Tra le libertà fondamentali che caratterizzano le costituzioni democratiche vi è quella di voto. Il suo principale corollario è che essa venga praticata in un contesto che ne permetta un esercizio non solo libero dal punto di vista della scelta, ma anche autentico e responsabile, per quanto riguarda le condizioni al cui interno essa avviene. L’oggetto del presente scritto è proprio questo secondo aspetto, in particolare in tema di influenze sulle preferenze individuali mediante testi, immagini e video fuorvianti creati mediante l’Intelligenza artificiale (AI).
Occorre innanzitutto fare una premessa: in genere, stabilire cosa sia vero in assoluto è, da sempre, un’impresa piuttosto complessa, quando non addirittura impossibile: su questo fatto si scontrano da tempo varie concezioni filosofiche della scienza. Al contrario della verità, la falsità può invece essere identificata chiaramente una volta che si disponga anche solo di un’evidenza inoppugnabile in grado di alimentare il nostro senso critico.
Uno degli scenari sui quali si sta giocando la partita tra falsità e verità è TikTok, una piattaforma che secondo il sito Vsquare.org è usata da 24 milioni di cittadini tedeschi – ossia circa il 30% della popolazione, rispettivamente il 40% dei giovani fino ai 29 anni. In termini di accesso, essa è superata solo da Instagram e Facebook. Una delle caratteristiche comunemente riconosciute di TikTok è il basso livello di selettività delle norme che ne regolamentano l’uso e l’accesso. Un’altra è il fatto che i suoi algoritmi risultano essere particolarmente adatti per la creazione e diffusione di messaggi politici fuorvianti. Una delle principali organizzazioni ad approfittare di queste caratteristiche è l’AfD, il partito post-nazista e suprematista germanico, che ha realizzato su tale piattaforma una campagna elettorale a tappeto in occasione delle recenti elezioni politiche tedesche.

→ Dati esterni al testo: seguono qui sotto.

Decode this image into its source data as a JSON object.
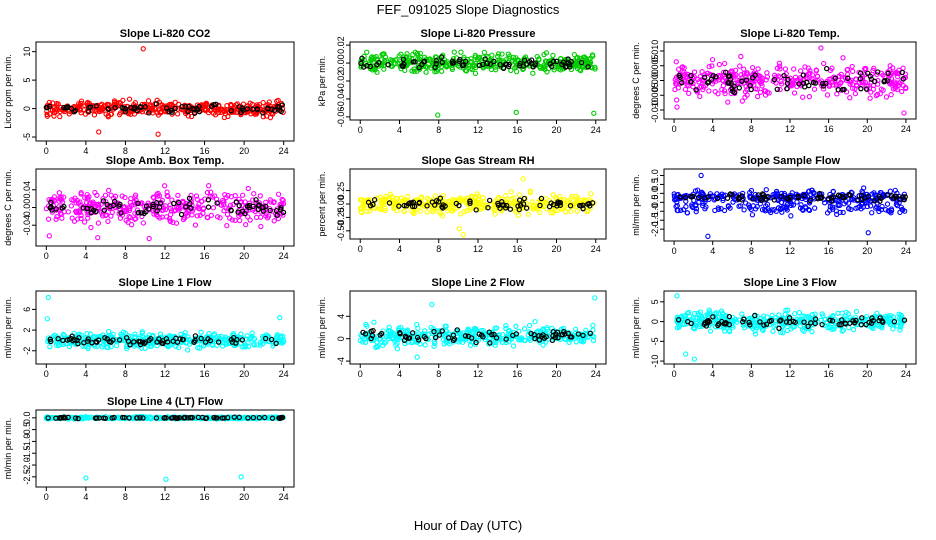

Combinando elementi di disinformazione con strategie risultanti dall’applicazione di alcuni concetti di marketing alla politica, l’AfD è riuscita a ottenere un notevole consenso sul web e alle urne. Un esempio è di tale strategia è la creazione mediante l’IA di immagini dolci e rassicuranti di giovani donne - in realtà inesistenti - le quali dichiarano ad esempio che, durante il Covid, lo Stato ha soppresso la loro libertà. In modo complementare, sempre mediante l’uso dell’IA, sono state realizzate immagini di altrettanto inesistenti rifugiati minacciosi dalla pelle scura, ritratti mentre stavano litigando in modo violento. Secondo il sito democracy-reporting.org, l’AfD dispone di tutta una serie di account “torbidi” su TikTok, ossia di account non dichiarati, dedicati alla propagazione di simili contenuti, in grado di eludere i già deboli controlli che la piattaforma comunque impone a chi usa account regolari.
Come afferma Renée DiResta nel suo libro ‘Invisible Rulers: The People Who Turns Lies into Reality’, un’informazione falsa, se “virale”, diventa vera anche se in realtà non lo è. Viceversa, documentarne la falsità in modo rigoroso richiede tempo ed è un processo meno diretto, che molto probabilmente farà fatica a diventare “popolare”. Tutto ciò vale però se chi riceve l’informazione esercita regolarmente almeno in forma minima il proprio giudizio critico. Nella realtà, tuttavia, molto spesso le cose non vanno così. Come afferma correttamente Bruno Saetta sul sito Valigiablu.it, infatti, “la maggior parte della gente non crede a una notizia falsa perché la ritiene vera, ma piuttosto perché permette di rafforzare il senso di chi è. In questo senso la pubblicazione delle fake news è il carburante emotivo per l’identità performativa”. In poche parole, ci troviamo confrontati con persone che accettano l’informazione solo se questa è consonante con quanto già pensano, in genere sulla base di sensazioni “di pancia” o “di pelle”. In situazioni del genere, l’esercizio dello spirito critico tende verso lo zero. Si tratta nella gran parte dei casi di persone “transitate” attraverso i sistemi scolastici, che non sono riusciti a scalfire in modo significativo le loro modalità di ragionamento, tutto sommato sostanzialmente infantili. È forse giunta l’ora di riflettere sulla reale efficacia educativa degli attuali sistemi di istruzione, andando oltre la pura e semplice performance scolastica.